Quando o professor de Português escreve as suas breves observações nas margens dos testes dos alunos, ele quer unicamente dizer que se assustou (para não dizer indignou). Que se assustou com a forma como foi empregue certo verbo, como determinada vírgula foi ignorada, como o enunciado desprezou a concatenação ou mesmo a segmentação. O aluno – constata o professor – discorre a direito, a talho de foice, manda às malvas os diacríticos, evita todo o género de pontuação, abomina sinais auxiliares de escrita, abusa do verbo “ser”, circula na redundância, inventa amálgamas e truncações, dá coices na gramática, pontapés da ortografia, e termina numa paráfrase da pergunta formulada. Sobram escombros em que a língua, como num holocausto, geme no estertor. Mas o conto não se aplica a tudo e a todos. E de repente damo-nos conta que há quem saiba evitar a frase elíptica, a resposta iniciada por “porque” (mesmo que não tenha sido pedida nenhuma justificação), a definição no formato “X é quando (…)”, o uso dos dois pontos a seguir a verbo copulativo. Há ainda essa espécie rara, dos alunos bons escribas.

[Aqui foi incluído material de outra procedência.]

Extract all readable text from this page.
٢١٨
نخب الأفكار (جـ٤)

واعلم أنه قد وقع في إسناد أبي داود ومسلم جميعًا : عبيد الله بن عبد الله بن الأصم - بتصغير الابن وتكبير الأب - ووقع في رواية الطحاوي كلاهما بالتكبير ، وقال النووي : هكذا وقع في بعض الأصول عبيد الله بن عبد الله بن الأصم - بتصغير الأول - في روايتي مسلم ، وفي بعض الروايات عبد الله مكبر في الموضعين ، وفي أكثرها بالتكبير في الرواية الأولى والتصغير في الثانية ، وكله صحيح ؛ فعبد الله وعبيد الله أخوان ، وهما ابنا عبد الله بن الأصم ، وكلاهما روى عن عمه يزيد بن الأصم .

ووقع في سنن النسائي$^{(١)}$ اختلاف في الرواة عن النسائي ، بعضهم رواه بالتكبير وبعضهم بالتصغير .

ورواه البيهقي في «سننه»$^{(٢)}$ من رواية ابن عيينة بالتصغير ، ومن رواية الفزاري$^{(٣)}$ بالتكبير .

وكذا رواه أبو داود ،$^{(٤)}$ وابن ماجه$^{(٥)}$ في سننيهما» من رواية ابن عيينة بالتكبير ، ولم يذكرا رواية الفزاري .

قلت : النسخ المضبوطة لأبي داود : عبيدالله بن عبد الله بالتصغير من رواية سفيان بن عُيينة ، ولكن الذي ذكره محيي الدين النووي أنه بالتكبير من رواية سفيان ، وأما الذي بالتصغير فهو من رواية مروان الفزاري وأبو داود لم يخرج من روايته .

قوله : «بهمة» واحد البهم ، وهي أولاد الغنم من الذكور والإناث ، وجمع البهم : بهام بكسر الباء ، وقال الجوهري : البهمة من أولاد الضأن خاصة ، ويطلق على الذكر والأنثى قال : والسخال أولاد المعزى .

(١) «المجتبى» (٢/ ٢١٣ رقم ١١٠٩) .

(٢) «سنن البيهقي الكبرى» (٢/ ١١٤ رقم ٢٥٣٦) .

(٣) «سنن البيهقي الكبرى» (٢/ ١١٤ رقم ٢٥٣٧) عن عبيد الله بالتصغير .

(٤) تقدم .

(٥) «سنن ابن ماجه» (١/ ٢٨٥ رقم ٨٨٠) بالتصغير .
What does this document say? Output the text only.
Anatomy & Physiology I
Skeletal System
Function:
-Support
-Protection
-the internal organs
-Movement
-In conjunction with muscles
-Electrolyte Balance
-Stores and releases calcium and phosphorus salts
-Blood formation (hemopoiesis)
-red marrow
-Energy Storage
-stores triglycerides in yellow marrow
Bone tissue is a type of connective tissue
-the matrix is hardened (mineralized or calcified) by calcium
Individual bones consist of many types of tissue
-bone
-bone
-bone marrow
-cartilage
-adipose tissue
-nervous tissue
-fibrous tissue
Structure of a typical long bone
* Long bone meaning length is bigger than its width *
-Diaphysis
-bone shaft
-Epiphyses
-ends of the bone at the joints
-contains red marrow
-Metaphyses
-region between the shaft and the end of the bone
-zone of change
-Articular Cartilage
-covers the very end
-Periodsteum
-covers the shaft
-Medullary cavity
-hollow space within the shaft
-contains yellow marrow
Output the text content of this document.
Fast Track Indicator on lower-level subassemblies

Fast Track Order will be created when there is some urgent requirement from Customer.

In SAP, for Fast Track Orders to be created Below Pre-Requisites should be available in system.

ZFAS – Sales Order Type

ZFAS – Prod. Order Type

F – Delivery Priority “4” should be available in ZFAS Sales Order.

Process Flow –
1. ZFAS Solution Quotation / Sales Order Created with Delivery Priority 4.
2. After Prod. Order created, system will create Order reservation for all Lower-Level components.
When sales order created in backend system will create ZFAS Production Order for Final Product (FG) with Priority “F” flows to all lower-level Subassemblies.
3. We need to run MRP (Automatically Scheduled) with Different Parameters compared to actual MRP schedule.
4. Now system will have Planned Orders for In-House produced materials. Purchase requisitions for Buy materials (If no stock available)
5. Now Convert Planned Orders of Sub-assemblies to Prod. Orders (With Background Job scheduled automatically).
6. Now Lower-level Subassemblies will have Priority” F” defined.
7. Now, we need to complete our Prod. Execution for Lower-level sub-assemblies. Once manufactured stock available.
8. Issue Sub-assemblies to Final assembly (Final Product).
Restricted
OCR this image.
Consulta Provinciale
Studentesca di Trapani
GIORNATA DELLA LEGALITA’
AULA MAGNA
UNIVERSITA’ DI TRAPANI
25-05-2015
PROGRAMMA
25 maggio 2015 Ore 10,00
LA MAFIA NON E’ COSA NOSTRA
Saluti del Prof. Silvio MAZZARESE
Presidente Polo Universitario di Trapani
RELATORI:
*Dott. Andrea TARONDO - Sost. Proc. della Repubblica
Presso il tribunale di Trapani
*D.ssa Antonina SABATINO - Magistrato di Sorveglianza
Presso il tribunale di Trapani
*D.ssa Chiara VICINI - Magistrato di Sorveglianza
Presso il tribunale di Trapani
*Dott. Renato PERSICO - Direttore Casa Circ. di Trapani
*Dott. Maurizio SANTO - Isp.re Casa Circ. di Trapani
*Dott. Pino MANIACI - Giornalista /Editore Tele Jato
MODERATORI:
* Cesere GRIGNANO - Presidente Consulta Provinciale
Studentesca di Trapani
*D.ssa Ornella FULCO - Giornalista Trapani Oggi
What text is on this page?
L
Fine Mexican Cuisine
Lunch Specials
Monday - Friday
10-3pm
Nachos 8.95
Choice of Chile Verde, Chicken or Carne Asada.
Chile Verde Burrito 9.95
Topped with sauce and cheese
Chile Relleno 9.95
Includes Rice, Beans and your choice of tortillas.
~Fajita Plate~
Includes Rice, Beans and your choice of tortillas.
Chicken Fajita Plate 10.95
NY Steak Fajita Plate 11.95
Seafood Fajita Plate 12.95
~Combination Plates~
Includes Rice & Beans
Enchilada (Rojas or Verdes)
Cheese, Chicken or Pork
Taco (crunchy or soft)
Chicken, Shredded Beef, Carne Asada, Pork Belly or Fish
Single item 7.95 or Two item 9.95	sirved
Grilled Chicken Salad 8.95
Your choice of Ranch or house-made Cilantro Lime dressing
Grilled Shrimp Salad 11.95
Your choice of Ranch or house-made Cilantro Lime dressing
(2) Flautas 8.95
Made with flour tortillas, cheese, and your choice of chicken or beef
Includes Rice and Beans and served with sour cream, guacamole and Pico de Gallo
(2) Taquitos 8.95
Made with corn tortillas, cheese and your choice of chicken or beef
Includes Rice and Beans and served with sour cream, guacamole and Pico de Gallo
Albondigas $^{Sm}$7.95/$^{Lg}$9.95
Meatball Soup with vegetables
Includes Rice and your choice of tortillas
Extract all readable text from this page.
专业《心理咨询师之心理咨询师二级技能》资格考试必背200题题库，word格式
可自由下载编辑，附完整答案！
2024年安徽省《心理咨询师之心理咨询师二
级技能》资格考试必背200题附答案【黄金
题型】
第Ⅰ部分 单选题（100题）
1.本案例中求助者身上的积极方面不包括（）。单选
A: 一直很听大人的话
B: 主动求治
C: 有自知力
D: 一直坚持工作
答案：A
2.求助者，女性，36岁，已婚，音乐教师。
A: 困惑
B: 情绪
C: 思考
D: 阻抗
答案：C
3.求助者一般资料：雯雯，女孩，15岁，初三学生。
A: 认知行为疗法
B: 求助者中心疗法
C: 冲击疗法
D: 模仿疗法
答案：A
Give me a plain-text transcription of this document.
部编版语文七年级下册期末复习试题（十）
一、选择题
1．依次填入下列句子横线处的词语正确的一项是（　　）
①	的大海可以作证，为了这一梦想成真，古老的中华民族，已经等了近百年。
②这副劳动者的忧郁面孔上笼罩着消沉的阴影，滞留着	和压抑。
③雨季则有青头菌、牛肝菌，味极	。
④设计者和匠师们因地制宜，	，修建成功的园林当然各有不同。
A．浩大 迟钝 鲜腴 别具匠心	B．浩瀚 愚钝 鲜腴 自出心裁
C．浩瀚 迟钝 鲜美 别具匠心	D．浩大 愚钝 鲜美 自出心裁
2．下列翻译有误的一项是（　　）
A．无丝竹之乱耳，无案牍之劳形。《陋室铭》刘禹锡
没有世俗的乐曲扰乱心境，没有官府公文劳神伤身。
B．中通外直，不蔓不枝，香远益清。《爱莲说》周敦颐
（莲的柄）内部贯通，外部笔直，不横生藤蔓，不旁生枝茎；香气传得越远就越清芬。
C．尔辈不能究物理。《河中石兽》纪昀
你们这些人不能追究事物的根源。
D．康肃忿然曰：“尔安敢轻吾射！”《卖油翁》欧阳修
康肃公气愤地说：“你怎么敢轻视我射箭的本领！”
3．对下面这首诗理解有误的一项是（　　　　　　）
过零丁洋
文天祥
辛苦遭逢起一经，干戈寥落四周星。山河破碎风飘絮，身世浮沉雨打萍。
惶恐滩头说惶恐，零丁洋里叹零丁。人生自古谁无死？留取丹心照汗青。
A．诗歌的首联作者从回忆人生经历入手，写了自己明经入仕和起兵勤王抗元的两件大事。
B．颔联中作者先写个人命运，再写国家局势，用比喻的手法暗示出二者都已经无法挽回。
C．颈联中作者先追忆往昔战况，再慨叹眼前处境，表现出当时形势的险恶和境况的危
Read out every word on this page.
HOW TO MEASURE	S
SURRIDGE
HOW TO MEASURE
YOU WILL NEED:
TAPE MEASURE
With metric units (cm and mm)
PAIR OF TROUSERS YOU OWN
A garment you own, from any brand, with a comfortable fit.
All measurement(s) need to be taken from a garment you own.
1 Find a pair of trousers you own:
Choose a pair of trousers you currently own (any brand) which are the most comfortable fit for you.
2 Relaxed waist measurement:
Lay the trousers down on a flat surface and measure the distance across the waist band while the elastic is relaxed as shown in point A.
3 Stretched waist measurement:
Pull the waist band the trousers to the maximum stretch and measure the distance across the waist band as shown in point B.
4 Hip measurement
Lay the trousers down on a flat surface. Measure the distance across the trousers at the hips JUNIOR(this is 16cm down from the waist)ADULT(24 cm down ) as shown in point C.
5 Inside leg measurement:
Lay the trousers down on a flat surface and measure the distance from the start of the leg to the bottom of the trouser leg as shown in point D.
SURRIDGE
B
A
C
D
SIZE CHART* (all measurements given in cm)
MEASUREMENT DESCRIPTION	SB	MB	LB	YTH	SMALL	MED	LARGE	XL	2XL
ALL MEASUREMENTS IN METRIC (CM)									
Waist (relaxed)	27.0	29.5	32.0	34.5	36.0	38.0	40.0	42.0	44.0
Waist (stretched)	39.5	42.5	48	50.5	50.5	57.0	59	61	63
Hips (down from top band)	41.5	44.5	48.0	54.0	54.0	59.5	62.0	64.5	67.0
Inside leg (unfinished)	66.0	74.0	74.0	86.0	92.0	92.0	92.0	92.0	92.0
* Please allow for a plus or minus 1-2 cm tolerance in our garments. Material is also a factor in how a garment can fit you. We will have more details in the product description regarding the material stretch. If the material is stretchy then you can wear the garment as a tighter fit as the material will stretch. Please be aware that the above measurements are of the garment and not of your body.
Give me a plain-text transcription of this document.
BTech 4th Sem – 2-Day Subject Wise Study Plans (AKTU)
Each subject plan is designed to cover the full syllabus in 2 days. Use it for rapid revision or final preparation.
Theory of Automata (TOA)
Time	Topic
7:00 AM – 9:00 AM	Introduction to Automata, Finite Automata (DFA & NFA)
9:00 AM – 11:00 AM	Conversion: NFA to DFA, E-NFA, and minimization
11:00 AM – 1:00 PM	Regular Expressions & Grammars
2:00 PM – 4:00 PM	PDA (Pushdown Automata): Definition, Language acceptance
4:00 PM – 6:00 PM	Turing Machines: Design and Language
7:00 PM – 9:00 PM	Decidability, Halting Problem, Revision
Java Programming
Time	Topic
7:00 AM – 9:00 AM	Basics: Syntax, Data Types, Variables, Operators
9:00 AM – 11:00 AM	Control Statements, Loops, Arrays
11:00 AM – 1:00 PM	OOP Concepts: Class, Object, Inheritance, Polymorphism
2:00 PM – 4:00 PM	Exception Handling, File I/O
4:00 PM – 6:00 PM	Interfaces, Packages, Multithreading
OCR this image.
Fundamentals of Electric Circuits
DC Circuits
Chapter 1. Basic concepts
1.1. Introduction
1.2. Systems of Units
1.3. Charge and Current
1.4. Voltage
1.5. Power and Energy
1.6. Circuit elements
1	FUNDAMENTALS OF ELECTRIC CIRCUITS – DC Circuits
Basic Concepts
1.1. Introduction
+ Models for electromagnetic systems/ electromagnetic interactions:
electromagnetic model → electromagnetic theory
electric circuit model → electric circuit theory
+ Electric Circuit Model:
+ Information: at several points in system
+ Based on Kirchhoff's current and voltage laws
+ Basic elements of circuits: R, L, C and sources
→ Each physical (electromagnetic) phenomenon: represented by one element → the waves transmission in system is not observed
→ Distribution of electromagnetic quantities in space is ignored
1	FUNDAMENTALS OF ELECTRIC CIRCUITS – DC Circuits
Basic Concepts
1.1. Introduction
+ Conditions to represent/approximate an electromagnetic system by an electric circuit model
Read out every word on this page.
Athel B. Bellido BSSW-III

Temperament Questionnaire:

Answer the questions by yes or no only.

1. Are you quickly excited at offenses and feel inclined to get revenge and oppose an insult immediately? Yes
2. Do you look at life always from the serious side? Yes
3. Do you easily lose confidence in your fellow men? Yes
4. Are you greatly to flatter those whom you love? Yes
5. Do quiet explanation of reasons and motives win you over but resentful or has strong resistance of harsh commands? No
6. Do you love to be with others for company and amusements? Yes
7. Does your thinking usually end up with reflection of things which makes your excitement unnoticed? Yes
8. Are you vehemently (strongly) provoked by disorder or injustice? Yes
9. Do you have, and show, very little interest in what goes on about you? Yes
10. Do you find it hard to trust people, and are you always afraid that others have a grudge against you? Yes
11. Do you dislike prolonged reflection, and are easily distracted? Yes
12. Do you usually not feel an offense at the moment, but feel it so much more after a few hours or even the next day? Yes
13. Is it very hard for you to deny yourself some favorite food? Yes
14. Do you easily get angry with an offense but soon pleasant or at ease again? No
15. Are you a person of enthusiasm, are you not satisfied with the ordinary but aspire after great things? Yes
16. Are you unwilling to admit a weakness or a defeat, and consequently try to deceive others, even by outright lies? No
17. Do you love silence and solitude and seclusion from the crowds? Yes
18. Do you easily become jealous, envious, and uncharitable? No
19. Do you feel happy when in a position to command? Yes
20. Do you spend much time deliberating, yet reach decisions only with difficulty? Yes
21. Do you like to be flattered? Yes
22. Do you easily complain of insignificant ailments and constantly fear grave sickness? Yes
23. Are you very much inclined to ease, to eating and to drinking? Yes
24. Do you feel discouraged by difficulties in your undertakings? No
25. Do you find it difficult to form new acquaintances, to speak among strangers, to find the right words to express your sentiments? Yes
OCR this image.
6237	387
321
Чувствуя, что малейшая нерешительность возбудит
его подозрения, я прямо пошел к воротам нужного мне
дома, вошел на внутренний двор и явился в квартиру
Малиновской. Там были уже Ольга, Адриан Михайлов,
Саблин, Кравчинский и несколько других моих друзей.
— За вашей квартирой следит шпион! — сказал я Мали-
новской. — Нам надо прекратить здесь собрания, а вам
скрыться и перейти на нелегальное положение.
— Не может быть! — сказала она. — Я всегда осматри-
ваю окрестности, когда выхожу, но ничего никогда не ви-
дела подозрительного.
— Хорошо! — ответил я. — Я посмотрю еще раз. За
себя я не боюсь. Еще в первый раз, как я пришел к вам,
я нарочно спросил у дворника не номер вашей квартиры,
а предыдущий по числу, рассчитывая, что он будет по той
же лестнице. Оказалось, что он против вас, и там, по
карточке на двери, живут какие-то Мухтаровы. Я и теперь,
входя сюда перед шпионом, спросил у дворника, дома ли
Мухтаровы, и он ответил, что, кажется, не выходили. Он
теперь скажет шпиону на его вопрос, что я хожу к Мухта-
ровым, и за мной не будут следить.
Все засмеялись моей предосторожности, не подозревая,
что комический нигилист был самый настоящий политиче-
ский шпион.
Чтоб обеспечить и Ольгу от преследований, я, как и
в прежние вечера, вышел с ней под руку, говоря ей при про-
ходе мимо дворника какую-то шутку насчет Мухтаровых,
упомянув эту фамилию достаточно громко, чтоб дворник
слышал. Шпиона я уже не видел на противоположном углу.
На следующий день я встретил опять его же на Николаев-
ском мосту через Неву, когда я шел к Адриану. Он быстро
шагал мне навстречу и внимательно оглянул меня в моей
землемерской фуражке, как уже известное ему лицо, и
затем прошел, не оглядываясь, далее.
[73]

A didáctica da escrita não é um devaneio, mas uma obrigação. Nesse sentido, as oficinas de escrita permanecem como aldeias gaulesas a resistir ainda e sempre ao invasor da cacografia. Nelas, pede-se que não se seja indulgente nem paternalista. Convém, ao que julgo, desafiar o aluno: pedir-lhe que descreva alguém que conhece pode ser proveitoso, mas, se repetido, um frete; pedir-lhe que escreva sobre um tema livre, pode ser um sinal de indiferença para com ele; pedir-lhe que escreva sobre uma imagem ou que dê outro final a uma história, ainda que por boa intenção, pode resultar numa infantilidade; pedir-lhe que descreva uma maçaneta (Alice Vieira dixit) ou um lápis pode até ser um desafio maior; pedir-lhe que escreva apresente, num texto, dez razões para detestar escrever pode redundar em algo espantoso. Nunca se sabe. Grande trabalho é escrever. Receitas há poucas.

Em dado passo de um romance de um escritor português contemporâneo, lê-se: «Tornaste-te insuportável, quando te demarcaste da tua profissão. Dizias a ti mesmo: um professor é uma pessoa que se ocupa de ninharias e coisas inúteis que o tornam infantil – certos trabalhos em cartolinas, cartazes e jornais escolares, certos trabalhos de escrita do género “imagina que és um peido e que nesse dia estava vento; faz uma composição em que contes a tua aventura”. Mas talvez te tenhas esquecido de que um professor trabalha com crianças e que, por isso, também se torna numa delas».

Há uma coisa que vem antes da escrita (reporto-me necessariamente ao contexto actual) e que talvez seja o barómetro da sua qualidade: a leitura. Ora esse é outro novelo da barbárie: andamos à solta, entre novelas, “big-brothers”, telemóveis e “Facebooks”. O tempo não está de feição. E para escrevermos e lermos, precisamos dele. Não estou a ver como será possível sair desta crise em que nos atolámos. E, de qualquer modo, não será este o lugar para reflectir sobre isso. Mário de Carvalho disse um dia que somos um povo “capaz de dar cabo de uma estância romana, [mas] que vê e reproduz as falas das telenovelas”.

Uma estratégia uso por vezes com os alunos: a da “limpeza” ou da decomposição do texto. Elimina-se tudo o que é acessório (orações com função de modificador, complementos, orações subordinadas, constituintes vários, elementos facultativos). E fica o osso. Assim, o aluno, a desmontar a língua como quem desmonta um aparelho, assimila de outra forma o processo inverso, o do acto de vestir o texto. Não é a pólvora, pois isto é o que se faz por aí em tudo o que é escola. Mas contribui para a consciência da linguagem. E por falar nela, se alguma coisa de vantajoso nos trouxe o Acordo Ortográfico, foi precisamente a atenção dada à escrita. Bom, e a saborosa e superior sonoridade de certos vocábulos como “arquitetas”. Nem tudo se perde.

Termino novamente com Mário de Carvalho: «Não temos o direito de estar a escrevinhar apenas por escrevinhar», diz ele. Mas isso é para os bons. Para nós e para toda esta gente que começa a escrever, um conselho: escrevei como se disso dependesse alguma coisa da vossa vida. Garatujai, para não esquecer. Num banco de jardim que seja.